一川防衛相の交代論が与党内に広がり、野田首相の判断に注目が集まっている。一川
氏の早期更迭に動けば任命責任を問われ、求心力が低下する懸念もある。当面、続投
させた場合、公明党など野党が態度を硬化させ、社会保障・税一体改革に関する与野
党協議は進まなくなる。首相は難しい判断を迫られている。民主党平野博文国会対
策委員長は2日の記者会見で「不適切な発言はあったが、本人も陳謝しており、見守
りたい」と述べた。党執行部は、今のところ一川氏を擁護している。参院で野党が多
数を占めるねじれ国会で、首相は特に公明党に配慮した発言をしてきた。一川氏に対
する問責決議案が公明党主導で進められたことは、首相にとって痛手だ。与党内から
「一川氏の辞任はやむをえない」との見方が出ている大きな理由となっている。

 

党内融和を目指して入閣させたはずが、野田政権の足を引っ張る閣僚となった一川防
衛相。
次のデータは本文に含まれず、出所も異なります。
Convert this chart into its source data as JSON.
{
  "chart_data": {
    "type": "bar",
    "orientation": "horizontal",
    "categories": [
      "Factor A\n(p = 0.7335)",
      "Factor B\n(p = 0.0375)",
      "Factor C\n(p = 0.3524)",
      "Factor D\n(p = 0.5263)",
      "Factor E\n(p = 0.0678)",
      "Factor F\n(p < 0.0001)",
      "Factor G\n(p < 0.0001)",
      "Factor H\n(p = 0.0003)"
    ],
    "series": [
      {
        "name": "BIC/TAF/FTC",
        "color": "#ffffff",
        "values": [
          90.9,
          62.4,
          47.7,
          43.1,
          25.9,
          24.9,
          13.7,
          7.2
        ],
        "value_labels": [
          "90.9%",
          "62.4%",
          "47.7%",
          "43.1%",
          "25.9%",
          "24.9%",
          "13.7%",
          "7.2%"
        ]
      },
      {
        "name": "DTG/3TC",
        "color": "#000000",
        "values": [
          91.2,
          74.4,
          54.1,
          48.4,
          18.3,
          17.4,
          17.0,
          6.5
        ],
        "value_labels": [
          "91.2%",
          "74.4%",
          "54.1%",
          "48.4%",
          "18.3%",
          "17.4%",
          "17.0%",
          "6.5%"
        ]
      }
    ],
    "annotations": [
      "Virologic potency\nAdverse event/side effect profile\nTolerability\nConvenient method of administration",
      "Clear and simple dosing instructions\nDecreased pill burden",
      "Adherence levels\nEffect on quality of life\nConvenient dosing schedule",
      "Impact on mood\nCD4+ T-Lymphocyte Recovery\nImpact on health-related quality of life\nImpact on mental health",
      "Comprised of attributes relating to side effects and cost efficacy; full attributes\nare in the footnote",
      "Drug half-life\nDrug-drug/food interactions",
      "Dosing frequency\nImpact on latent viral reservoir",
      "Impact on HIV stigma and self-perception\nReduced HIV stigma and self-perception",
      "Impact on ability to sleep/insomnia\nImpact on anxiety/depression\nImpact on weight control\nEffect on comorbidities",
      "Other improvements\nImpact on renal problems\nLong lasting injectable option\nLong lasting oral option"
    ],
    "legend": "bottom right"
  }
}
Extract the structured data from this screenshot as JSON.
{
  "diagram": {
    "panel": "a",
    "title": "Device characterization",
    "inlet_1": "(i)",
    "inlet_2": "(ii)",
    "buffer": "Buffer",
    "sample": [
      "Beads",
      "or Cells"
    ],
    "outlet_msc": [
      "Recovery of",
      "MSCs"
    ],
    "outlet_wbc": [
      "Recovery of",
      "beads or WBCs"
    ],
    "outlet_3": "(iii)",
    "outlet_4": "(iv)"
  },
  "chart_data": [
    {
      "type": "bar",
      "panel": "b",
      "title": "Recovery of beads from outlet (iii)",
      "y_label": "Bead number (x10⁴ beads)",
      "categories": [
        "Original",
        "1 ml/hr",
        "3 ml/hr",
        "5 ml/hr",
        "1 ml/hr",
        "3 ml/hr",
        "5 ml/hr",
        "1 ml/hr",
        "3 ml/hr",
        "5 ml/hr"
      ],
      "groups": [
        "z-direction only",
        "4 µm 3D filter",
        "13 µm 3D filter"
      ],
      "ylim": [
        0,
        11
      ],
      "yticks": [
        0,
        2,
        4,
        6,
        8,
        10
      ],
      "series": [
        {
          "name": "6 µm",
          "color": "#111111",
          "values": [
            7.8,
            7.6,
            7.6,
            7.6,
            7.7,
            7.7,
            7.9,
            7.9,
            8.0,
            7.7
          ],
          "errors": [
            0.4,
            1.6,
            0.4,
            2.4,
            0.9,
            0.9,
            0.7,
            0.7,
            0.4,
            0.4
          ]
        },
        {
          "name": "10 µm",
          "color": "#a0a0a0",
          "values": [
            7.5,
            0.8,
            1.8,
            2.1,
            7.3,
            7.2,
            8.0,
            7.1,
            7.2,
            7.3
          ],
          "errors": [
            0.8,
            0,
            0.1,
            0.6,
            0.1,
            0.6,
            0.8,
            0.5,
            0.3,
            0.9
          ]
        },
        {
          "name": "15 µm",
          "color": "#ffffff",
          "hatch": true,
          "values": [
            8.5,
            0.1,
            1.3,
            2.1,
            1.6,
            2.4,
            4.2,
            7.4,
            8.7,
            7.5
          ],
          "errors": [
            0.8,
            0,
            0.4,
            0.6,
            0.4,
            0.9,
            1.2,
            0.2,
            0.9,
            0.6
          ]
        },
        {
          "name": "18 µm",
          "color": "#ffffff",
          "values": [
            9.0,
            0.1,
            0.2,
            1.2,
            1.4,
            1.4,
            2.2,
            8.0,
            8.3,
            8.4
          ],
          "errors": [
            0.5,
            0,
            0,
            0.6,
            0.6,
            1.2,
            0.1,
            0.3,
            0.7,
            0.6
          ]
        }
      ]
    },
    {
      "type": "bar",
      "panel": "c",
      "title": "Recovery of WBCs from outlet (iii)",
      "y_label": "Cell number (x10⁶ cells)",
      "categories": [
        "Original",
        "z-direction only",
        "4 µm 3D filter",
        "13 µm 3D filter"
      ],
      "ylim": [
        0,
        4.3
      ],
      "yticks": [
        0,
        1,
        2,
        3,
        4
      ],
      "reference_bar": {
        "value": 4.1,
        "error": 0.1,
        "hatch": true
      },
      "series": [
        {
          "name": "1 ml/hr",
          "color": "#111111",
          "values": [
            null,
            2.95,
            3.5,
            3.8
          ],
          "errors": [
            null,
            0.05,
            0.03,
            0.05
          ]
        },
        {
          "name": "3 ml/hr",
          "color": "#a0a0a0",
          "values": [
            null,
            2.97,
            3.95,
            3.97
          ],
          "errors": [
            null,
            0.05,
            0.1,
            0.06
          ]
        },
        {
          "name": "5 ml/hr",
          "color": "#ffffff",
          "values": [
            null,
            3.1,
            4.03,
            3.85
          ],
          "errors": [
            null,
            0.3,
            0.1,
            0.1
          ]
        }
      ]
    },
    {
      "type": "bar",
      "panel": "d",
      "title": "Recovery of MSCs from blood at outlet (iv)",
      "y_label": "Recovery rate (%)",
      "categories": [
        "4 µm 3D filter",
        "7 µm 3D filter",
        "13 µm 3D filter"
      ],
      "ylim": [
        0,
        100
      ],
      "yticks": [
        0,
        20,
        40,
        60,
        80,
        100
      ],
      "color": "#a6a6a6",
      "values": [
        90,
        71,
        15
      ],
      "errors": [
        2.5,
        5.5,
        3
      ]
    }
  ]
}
小沢グループへの配慮からか、野田首相も擁護してきたわけだが、防衛相とし
ての資質に欠けるばかりか、不適切な発言や行動を繰り返してきた。会談した仲井眞
知事に「大変お忙しい防衛相がこういう時間に飛んできて、局長の更迭、事務次官
先日来て、素早く手を打っていることは多とするが、県民の尊厳、気持ちをかなり深
く傷つけ、私も怒りを覚える。極めて遺憾だ。県民との信頼回復に全力を挙げていた
だきたい」と突き付けられ、普天間基地の移設問題は完全に暗礁に乗り上げた格好で
ある。今のままでは何も進まないまま時間だけを費やすことになる。安全保障の素人
では無く、まともに向き合える後任を考えるべきであろう。